Thirdly, they aggravate the problem of overfishing by creating an enormous demand for fish meal and fish oils for the manufacture of fish pellets. It is said to take three tons of fish meal to grow one ton of farmed salmon. Does the government have the courage to address these issues effectively?

(Prof) Vaughan 

Mayfield Terrace


Your report, “Ban anglers from catching salmon in spring, urge fish farm experts” (11 December), does not reflect the important conservation measures already adopted by District Salmon Fishery Boards. They take their responsibilities and obligations in terms of conserving salmon stocks very seriously.
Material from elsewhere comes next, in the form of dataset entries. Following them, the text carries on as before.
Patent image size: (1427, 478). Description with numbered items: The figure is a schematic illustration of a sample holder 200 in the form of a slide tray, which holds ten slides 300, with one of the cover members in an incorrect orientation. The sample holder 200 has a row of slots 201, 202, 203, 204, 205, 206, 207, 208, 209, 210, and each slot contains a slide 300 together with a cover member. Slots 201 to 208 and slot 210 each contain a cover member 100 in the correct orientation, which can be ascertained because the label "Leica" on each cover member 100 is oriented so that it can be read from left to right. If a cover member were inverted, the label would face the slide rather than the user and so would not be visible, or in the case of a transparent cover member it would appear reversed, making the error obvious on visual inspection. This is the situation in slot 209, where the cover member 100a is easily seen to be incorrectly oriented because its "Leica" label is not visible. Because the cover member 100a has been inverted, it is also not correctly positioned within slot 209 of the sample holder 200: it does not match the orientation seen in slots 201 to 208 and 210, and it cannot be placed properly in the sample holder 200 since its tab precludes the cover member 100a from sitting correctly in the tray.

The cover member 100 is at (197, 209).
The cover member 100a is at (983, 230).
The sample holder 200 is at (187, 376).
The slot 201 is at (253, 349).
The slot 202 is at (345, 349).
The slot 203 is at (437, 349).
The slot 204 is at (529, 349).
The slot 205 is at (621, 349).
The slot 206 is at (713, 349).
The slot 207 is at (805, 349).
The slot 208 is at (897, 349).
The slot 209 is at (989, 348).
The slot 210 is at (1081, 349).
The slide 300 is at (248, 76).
In the past 20 years, boards have introduced a raft of measures to protect salmon numbers, in particular those of spring salmon. In 2011, according to the official statistics, 6,116 spring salmon were caught by anglers. Of these 5,554 (or 91 per cent) were released back into the water. Just 562 were killed by anglers, of which fewer than 300 were taken on Special Area of Conservation rivers.

Ultimately the funds for fisheries management in Scotland come from angling activity. Spring-salmon angling extends the rod season and these early months are often the difference between ghillies and others in associated tourist angling businesses being employed year round as opposed to being employed on a seasonal basis.